XGBoost is normally used to train gradient-boosted decision trees and other gradient boosted models. Random forests use the same model representation and inference, as gradient-boosted decision trees, but a different training algorithm. One can use XGBoost to train a standalone random forest or use random forest as a base model for gradient boosting. Here we focus on training standalone random forest.
We have native APIs for training random forests since the early days, and a new Scikit-Learn wrapper after 0.82 (not included in 0.82). Please note that the new Scikit-Learn wrapper is still experimental, which means we might change the interface whenever needed.
The following parameters must be set to enable random forest training.
booster
should be set to gbtree
, as we are training forests. Note that as this
is the default, this parameter needn’t be set explicitly.
subsample
must be set to a value less than 1 to enable random selection of training
cases (rows).
One of colsample_by*
parameters must be set to a value less than 1 to enable random
selection of columns. Normally, colsample_bynode
would be set to a value less than 1
to randomly sample columns at each tree split.
num_parallel_tree
should be set to the size of the forest being trained.
num_boost_round
should be set to 1 to prevent XGBoost from boosting multiple random
forests. Note that this is a keyword argument to train()
, and is not part of the
parameter dictionary.
eta
(alias: learning_rate
) must be set to 1 when training random forest
regression.
random_state
can be used to seed the random number generator.

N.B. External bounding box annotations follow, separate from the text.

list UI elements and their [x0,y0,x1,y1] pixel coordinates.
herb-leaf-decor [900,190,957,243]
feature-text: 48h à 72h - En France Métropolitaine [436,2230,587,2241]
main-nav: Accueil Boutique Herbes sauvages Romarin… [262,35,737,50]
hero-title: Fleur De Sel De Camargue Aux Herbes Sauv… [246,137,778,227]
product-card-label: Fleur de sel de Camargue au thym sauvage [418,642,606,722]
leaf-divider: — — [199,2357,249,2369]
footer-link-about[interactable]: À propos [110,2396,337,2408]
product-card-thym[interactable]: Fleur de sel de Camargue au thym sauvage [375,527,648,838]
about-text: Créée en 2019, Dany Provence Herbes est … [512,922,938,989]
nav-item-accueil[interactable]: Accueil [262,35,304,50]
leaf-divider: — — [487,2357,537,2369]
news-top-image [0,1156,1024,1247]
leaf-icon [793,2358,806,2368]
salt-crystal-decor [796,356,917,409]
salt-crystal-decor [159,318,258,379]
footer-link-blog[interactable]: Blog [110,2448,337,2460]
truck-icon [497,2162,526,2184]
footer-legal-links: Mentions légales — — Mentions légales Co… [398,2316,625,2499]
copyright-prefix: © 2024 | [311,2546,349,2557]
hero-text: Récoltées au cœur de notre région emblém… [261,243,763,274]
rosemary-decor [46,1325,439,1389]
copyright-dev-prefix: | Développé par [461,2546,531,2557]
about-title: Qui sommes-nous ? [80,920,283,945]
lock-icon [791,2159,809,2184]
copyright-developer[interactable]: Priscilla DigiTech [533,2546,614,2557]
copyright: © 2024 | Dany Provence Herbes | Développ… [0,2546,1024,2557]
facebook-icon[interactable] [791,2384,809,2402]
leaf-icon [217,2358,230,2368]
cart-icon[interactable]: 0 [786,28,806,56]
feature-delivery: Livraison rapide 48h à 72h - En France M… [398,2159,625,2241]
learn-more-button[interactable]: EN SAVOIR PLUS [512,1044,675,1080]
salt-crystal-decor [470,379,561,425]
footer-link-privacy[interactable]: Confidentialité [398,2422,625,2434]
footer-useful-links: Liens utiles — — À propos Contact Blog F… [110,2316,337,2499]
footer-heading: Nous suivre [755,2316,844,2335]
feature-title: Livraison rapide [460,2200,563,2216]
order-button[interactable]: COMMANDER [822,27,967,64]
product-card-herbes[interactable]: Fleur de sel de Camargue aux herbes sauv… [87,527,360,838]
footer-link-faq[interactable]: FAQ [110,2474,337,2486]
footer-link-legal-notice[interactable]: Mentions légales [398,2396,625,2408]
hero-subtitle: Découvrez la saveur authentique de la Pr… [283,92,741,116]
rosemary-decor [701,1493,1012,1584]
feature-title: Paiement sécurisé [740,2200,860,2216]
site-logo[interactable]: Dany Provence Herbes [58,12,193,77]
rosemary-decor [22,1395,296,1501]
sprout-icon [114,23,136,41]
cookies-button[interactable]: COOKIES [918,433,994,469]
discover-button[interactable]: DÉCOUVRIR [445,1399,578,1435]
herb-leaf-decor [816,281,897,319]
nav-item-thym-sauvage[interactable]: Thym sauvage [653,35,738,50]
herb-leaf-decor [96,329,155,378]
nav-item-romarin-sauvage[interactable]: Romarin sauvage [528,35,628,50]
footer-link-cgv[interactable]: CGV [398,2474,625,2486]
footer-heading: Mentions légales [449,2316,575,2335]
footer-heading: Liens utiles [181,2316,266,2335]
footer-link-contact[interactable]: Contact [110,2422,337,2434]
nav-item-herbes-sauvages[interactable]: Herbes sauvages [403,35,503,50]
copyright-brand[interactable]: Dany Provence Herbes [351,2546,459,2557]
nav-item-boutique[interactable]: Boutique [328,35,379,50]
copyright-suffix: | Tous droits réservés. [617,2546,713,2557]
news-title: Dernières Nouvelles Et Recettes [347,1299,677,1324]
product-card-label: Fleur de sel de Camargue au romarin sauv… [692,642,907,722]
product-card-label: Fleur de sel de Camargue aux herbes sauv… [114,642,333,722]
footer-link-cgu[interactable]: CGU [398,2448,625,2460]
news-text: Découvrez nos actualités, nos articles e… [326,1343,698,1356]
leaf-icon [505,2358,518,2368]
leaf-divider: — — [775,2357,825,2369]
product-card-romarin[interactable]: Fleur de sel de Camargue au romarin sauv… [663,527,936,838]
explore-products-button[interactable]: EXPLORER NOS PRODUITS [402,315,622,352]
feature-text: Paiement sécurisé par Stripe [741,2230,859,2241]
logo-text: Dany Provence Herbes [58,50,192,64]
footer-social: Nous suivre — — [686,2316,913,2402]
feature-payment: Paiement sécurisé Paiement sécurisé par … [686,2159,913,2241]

Other parameters should be set in a similar way they are set for gradient boosting. For
instance, objective
will typically be reg:squarederror
for regression and
binary:logistic
for classification, lambda
should be set according to a desired
regularization weight, etc.
If both num_parallel_tree
and num_boost_round
are greater than 1, training will
use a combination of random forest and gradient boosting strategy. It will perform
num_boost_round
rounds, boosting a random forest of num_parallel_tree
trees at
each round. If early stopping is not enabled, the final model will consist of
num_parallel_tree
* num_boost_round
trees.
Here is a sample parameter dictionary for training a random forest on a GPU using xgboost:
params = {
'colsample_bynode': 0.8,
'learning_rate': 1,
'max_depth': 5,
'num_parallel_tree': 100,
'objective': 'binary:logistic',
'subsample': 0.8,
'tree_method': 'gpu_hist'
}
A random forest model can then be trained as follows:
bst = train(params, dmatrix, num_boost_round=1)
XGBRFClassifier
and XGBRFRegressor
are SKL-like classes that provide random forest
functionality. They are basically versions of XGBClassifier
and XGBRegressor
that
train random forest instead of gradient boosting, and have default values and meaning of
some of the parameters adjusted accordingly. In particular:
n_estimators
specifies the size of the forest to be trained; it is converted to
num_parallel_tree
, instead of the number of boosting rounds
learning_rate
is set to 1 by default
colsample_bynode
and subsample
are set to 0.8 by default
booster
is always gbtree
For a simple example, you can train a random forest regressor with:
from sklearn.model_selection import KFold
# Your code ...
kf = KFold(n_splits=2)
for train_index, test_index in kf.split(X, y):
xgb_model = xgb.XGBRFRegressor(random_state=42).fit(
X[train_index], y[train_index])
Note that these classes have a smaller selection of parameters compared to using
train()
. In particular, it is impossible to combine random forests with gradient
boosting using this API.
XGBoost uses 2nd order approximation to the objective function. This can lead to results that differ from a random forest implementation that uses the exact value of the objective function.
XGBoost does not perform replacement when subsampling training cases. Each training case can occur in a subsampled set either 0 or 1 time.